Previous studies suggest that the association of alcohol consumption with risk of breast cancer may differ by histologic subtype and hormone receptor status, though results are not entirely consistent. A population-based case-control study evaluated the association between alcohol consumption and risk of invasive ductal carcinoma (IDC), invasive lobular carcinoma (ILC), and invasive ductal-lobular carcinoma (IDLC) overall and by estrogen receptor (ER) status, among women aged 55-74 years of age.
Associations between current alcohol consumption, overall and by type of alcohol, and breast cancer risk were evaluated in 891 controls and 905 IDC, 567 ILC, and 489 IDLC cases.
Current alcohol use was moderately associated with risk of ILC (odds ratio = 1.25, 95% confidence interval 0.99, 1.58) with a positive dose-response relationship based on average number of drinks per week consumed. When further stratified by ER status, alcohol use was positively associated with risk of ER+ ILC and ER+ IDC, but inversely associated with risk of ER-IDC. No association between alcohol and risk of IDLC tumors was observed.

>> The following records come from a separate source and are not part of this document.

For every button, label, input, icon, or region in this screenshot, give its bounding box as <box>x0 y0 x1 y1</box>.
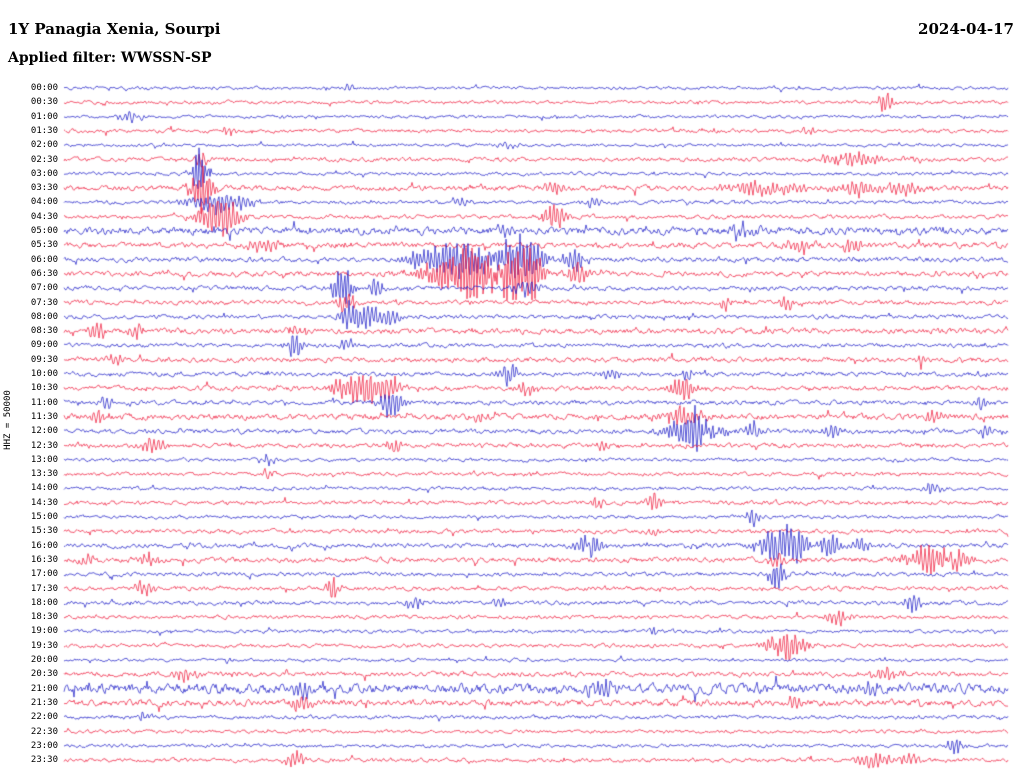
trace-time-label: 15:30 <box>30 526 58 537</box>
trace-time-label: 23:00 <box>30 740 58 751</box>
trace-time-label: 23:30 <box>30 755 58 766</box>
trace-time-label: 03:00 <box>30 168 58 179</box>
trace-time-label: 02:30 <box>30 154 58 165</box>
trace-time-label: 17:00 <box>30 569 58 580</box>
trace-time-label: 03:30 <box>30 183 58 194</box>
trace-time-label: 10:30 <box>30 383 58 394</box>
trace-time-label: 08:00 <box>30 311 58 322</box>
trace-time-label: 00:00 <box>30 83 58 93</box>
trace-time-label: 11:30 <box>30 411 58 422</box>
trace-time-label: 14:30 <box>30 497 58 508</box>
trace-time-label: 04:00 <box>30 197 58 208</box>
trace-time-label: 05:00 <box>30 226 58 236</box>
trace-time-label: 11:00 <box>30 397 58 408</box>
trace-time-label: 10:00 <box>30 369 58 379</box>
applied-filter-label: Applied filter: WWSSN-SP <box>8 50 212 66</box>
trace-time-label: 07:00 <box>30 283 58 294</box>
trace-time-label: 21:00 <box>30 683 58 694</box>
trace-time-label: 16:00 <box>30 540 58 551</box>
trace-time-label: 07:30 <box>30 297 58 308</box>
trace-time-label: 22:00 <box>30 712 58 723</box>
record-date: 2024-04-17 <box>918 20 1014 38</box>
trace-time-label: 18:00 <box>30 597 58 608</box>
trace-time-label: 12:30 <box>30 440 58 451</box>
trace-time-label: 08:30 <box>30 326 58 337</box>
trace-time-label: 06:30 <box>30 268 58 279</box>
trace-time-label: 05:30 <box>30 240 58 251</box>
trace-time-label: 22:30 <box>30 726 58 737</box>
trace-time-label: 17:30 <box>30 583 58 594</box>
trace-time-label: 16:30 <box>30 554 58 565</box>
trace-time-label: 02:00 <box>30 140 58 151</box>
trace-time-label: 21:30 <box>30 697 58 708</box>
trace-time-label: 18:30 <box>30 612 58 623</box>
trace-time-label: 01:30 <box>30 125 58 136</box>
amplitude-scale-label: HHZ = 50000 <box>3 390 13 450</box>
station-title: 1Y Panagia Xenia, Sourpi <box>8 20 221 38</box>
trace-time-label: 14:00 <box>30 483 58 494</box>
trace-time-label: 09:00 <box>30 340 58 351</box>
time-axis-labels: 00:00 00:30 01:00 01:30 02:00 02:30 03:00 03:30… <box>0 0 60 780</box>
trace-time-label: 15:00 <box>30 512 58 522</box>
trace-time-label: 13:00 <box>30 454 58 465</box>
trace-time-label: 13:30 <box>30 469 58 480</box>
trace-time-label: 20:30 <box>30 669 58 680</box>
trace-time-label: 20:00 <box>30 655 58 665</box>
trace-time-label: 12:00 <box>30 426 58 437</box>
trace-time-label: 01:00 <box>30 111 58 122</box>
trace-time-label: 19:00 <box>30 626 58 637</box>
trace-time-label: 04:30 <box>30 211 58 222</box>
trace-time-label: 09:30 <box>30 354 58 365</box>
trace-time-label: 00:30 <box>30 97 58 108</box>
trace-time-label: 06:00 <box>30 254 58 265</box>
trace-time-label: 19:30 <box>30 640 58 651</box>
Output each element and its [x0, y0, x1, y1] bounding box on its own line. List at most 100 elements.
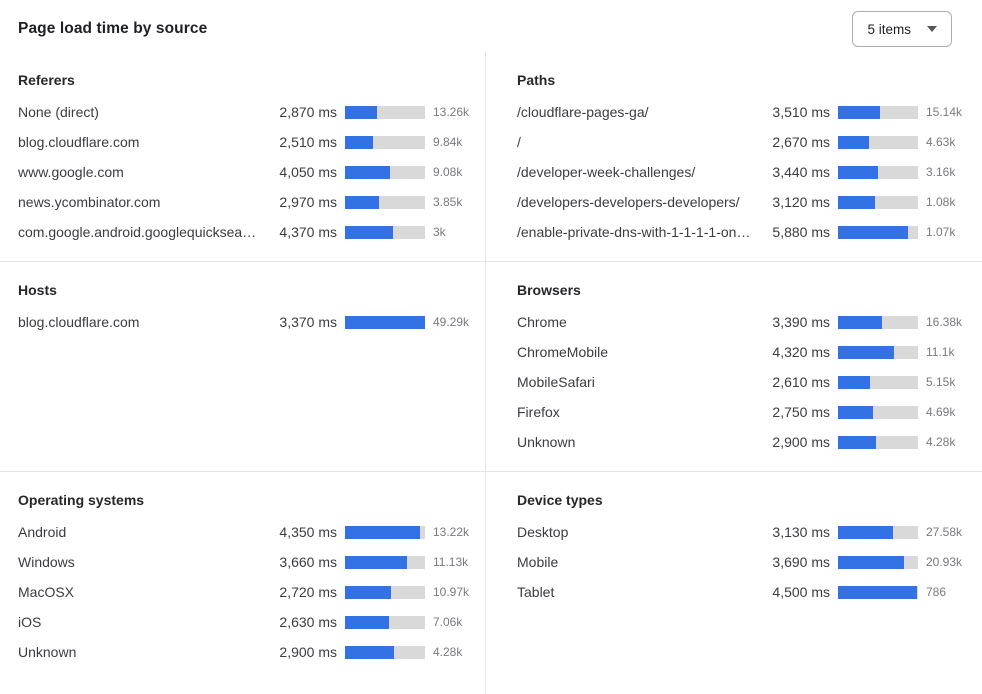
bar-fill	[838, 435, 876, 449]
row-label: None (direct)	[18, 104, 99, 120]
chart-row: /enable-private-dns-with-1-1-1-1-on-... 5…	[517, 217, 968, 247]
row-label: /developer-week-challenges/	[517, 164, 696, 180]
row-count: 1.07k	[926, 225, 956, 239]
bar-fill	[345, 615, 389, 629]
chart-row: news.ycombinator.com 2,970 ms 3.85k	[18, 187, 475, 217]
row-count: 4.28k	[926, 435, 956, 449]
panel-title: Operating systems	[18, 492, 145, 508]
bar-fill	[345, 135, 373, 149]
bar-fill	[838, 225, 908, 239]
row-ms-value: 3,510 ms	[772, 104, 830, 120]
row-count: 16.38k	[926, 315, 963, 329]
row-label: /	[517, 134, 521, 150]
bar-track	[345, 195, 425, 209]
bar-fill	[838, 585, 918, 599]
bar-track	[345, 315, 425, 329]
row-label: Chrome	[517, 314, 567, 330]
row-label: com.google.android.googlequicksearc...	[18, 224, 259, 240]
row-count: 13.26k	[433, 105, 470, 119]
panel-operating-systems: Operating systems Android 4,350 ms 13.22k Wi…	[0, 472, 485, 694]
bar-fill	[345, 195, 379, 209]
chart-row: Mobile 3,690 ms 20.93k	[517, 547, 968, 577]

The authors summarise that while the link between alcohol consumption and breast cancer risk is well established, their results suggest that the increased risk associated with alcohol is largely limited to ER+ ILC and ER+ IDC. Thus, avoiding or moderating alcohol consumption may be one way that women can lower their risks of these forms of breast cancer.
Source: Alcohol Intake and Risk of Breast Cancer by Histologic Subtype and Estrogen Receptor Status Among Women Aged 55 to 74 Years. Baglia ML, Malone KE, Tang MC, Li CI. Horm Cancer. 2017 May 31. doi: 10.1007/s12672- 017-02972-.